Editor’s Note: The 32nd Annual International Fringe Theatre Festival  will be held May 16-29, 2023 at different venues in and around Loch Haven Park and downtown Orlando. Freeline Media will be previewing the shows right up to the festival date.

ORLANDO — Does Orlando feel like a southern city, or more like a northern one? Whichever choice you make, Orlando is definitely a part of the Deep South, and there are plenty of Southern tales that have come out of this and many other southern urban areas — and Jim Loucks knows a few.

Loucks, a noted solo performer and playwright, is known for his Southern storytelling.
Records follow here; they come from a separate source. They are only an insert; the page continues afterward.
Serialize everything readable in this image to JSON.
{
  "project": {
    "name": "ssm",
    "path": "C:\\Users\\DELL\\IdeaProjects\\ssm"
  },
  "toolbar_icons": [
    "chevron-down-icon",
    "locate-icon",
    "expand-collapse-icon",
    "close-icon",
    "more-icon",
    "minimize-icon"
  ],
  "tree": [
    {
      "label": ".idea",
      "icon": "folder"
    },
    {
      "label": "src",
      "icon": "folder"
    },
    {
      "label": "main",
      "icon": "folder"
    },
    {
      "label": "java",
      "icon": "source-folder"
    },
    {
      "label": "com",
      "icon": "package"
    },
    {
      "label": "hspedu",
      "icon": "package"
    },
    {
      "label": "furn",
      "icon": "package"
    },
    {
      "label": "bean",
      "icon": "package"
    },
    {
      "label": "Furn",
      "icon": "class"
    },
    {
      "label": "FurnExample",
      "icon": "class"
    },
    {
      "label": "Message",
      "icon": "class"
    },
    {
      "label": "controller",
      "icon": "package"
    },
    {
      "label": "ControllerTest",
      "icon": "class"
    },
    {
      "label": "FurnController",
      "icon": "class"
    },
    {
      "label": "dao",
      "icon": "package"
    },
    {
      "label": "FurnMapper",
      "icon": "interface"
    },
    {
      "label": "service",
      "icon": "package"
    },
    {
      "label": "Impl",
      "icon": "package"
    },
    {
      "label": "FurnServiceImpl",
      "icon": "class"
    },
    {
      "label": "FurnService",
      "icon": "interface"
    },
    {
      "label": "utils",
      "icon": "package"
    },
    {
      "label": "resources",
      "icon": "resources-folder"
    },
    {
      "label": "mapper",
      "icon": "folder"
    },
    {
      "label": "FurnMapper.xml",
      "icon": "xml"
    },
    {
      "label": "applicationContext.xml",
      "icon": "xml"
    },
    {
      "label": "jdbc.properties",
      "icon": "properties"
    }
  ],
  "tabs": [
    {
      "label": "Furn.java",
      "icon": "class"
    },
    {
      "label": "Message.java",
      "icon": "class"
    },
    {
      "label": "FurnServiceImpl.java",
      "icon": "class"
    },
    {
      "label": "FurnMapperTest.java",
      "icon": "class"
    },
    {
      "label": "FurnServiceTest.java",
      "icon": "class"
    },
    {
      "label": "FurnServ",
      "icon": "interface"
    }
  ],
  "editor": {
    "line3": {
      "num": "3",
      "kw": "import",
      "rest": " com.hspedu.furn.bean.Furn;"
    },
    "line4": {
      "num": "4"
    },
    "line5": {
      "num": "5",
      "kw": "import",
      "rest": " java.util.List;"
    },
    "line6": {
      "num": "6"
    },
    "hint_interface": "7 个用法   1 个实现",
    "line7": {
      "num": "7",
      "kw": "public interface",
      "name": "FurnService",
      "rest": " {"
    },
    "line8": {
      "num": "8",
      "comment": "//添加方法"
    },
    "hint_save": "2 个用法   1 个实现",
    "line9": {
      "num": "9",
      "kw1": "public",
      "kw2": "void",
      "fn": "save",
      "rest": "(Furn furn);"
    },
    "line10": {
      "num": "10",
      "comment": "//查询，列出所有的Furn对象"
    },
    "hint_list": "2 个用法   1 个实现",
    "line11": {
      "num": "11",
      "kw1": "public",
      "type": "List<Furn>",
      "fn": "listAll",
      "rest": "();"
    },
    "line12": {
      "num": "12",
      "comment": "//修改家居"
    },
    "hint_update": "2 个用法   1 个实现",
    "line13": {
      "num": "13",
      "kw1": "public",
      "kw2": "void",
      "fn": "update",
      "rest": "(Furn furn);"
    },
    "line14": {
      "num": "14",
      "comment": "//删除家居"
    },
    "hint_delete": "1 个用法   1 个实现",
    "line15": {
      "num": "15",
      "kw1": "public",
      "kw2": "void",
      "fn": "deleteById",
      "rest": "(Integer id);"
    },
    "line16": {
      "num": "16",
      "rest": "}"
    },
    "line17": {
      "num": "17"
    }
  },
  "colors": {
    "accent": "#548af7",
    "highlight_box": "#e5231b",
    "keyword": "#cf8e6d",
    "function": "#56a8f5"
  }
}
He’s traveled across the country performing solo shows such as Cemetery Golf and The Biscuiteater to audiences from California to New York, giving them a taste of theater built around his childhood recollections.
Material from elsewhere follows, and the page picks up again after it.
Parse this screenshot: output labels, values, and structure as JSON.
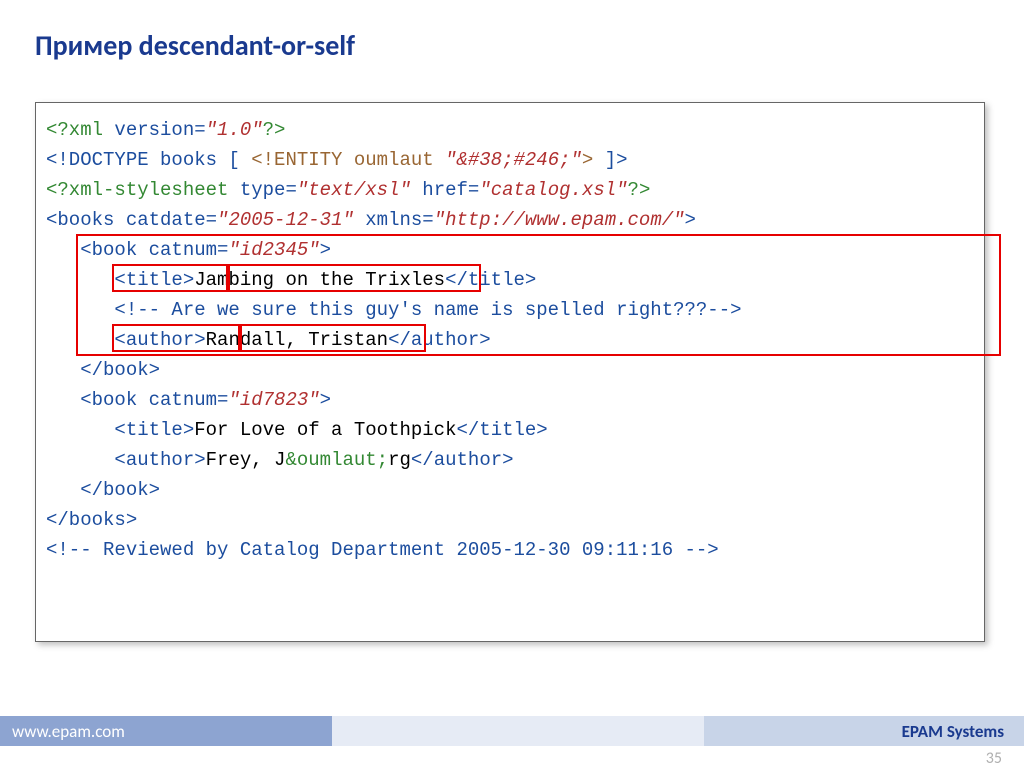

Now he’s headed back to Orlando Fringe to perform his one-man show Booger Red,  which will again be based on stories from his childhood. Directed by Lisa Chess, Booger Red is about a man who “survives a rough childhood to become a renowned Hellfire and Brimstone Southern Baptist preacher,” Loucks noted in a news release about the show. “How can Preacher’s Kid Jimmy find a way out from under Booger Red’s larger-than-life shadow as he grows up and finds his own voice? If you’ve ever had a dream or a daddy, Loucks’ gritty and passionate solo performance is for you.”
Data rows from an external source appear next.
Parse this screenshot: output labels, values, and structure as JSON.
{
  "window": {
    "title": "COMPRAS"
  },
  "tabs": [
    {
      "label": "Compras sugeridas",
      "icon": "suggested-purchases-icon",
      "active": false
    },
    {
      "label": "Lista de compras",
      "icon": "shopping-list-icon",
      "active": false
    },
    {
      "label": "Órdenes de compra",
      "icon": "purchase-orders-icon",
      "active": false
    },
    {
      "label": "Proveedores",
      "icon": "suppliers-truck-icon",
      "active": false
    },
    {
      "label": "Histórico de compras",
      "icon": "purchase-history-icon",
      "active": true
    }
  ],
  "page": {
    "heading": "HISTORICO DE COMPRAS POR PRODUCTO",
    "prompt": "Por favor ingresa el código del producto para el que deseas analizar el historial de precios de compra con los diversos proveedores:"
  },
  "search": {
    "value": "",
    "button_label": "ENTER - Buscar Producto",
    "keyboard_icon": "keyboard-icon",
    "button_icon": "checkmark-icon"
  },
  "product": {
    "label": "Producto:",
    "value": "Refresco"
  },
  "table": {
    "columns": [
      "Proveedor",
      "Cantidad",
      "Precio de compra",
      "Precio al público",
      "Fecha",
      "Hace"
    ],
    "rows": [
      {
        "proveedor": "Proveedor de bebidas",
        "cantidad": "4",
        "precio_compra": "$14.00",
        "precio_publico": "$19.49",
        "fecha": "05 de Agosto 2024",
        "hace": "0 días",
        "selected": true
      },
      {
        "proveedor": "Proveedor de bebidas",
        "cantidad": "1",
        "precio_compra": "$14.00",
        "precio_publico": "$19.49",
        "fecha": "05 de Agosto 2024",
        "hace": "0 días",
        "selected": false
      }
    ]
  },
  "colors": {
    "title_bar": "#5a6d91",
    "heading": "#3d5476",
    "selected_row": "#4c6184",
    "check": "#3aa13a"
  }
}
Loucks said he views thew show as “the story of someone finding their own unique voice, resisting the pressures of society’s ideas of who they should be, and forging their own way.” The show has already been performed at Fringe festivals around the country and in Canada, and won the award for Best Solo Performance at the Houston Fringe.  

What’s the Background Story to this Play?

Freeline Media reached out to Jim to get the true southern drawl on his show.

Freeline Media: What is it that makes “Southern Storytelling” unique compared to other forms of storytelling?

Jim Loucks : The beauty of Southern storytelling for me lies in its distinctive brand of humor, with its broad characters and larger-than-life tales, as well as the use of Southern vernacular and rhythms of language. Using songs and humor to tell a story of emotional depth, to bring the audience along for a ride of joy as well as sorrow. Growing up in South Georgia, the son of a hellfire and brimstone Southern Baptist preacher, I was blessed to witness some of the best performances anyone has laid eyes on. Not only my father’s mercurial, jumpin’-up-on-the- front-pew-and-wavin’-his-Bible style, but also the laid-back Appalachian nasality of Alton Mash, and the earnest, pleading sermons of Rastus Salters. I mean even their names were enough to get your attention. And yes, they were slicked back on top and sometimes decked out in plaid suits and two-toned shoes. And yes, they scared me, and probably damaged me for life, but I got something from them. No religion, but the feeling that comes with expressing yourself and sharing in front of an audience. On the flip side of this was the old-school yarn spinning of my three uncles: Alex Jr., Thomas, and Jack. Flip side because they would sometimes “talk ugly,” when there were no women or preachers around. I remember sitting wide-eyed in the middle of the living room and being riveted by their tales of growing up poor, fighting, shooting marbles, hauling block ice, and getting their tails switched by my grandma, whom they all claimed had the best right arm in Mitchell County, Ga. These were rough men that expressed sensitivity and humor through their storytelling. My goal is to be like that. My intention as an artist is to meld these types of performing and storytelling and bring good ol’ Southern tales to the theater. 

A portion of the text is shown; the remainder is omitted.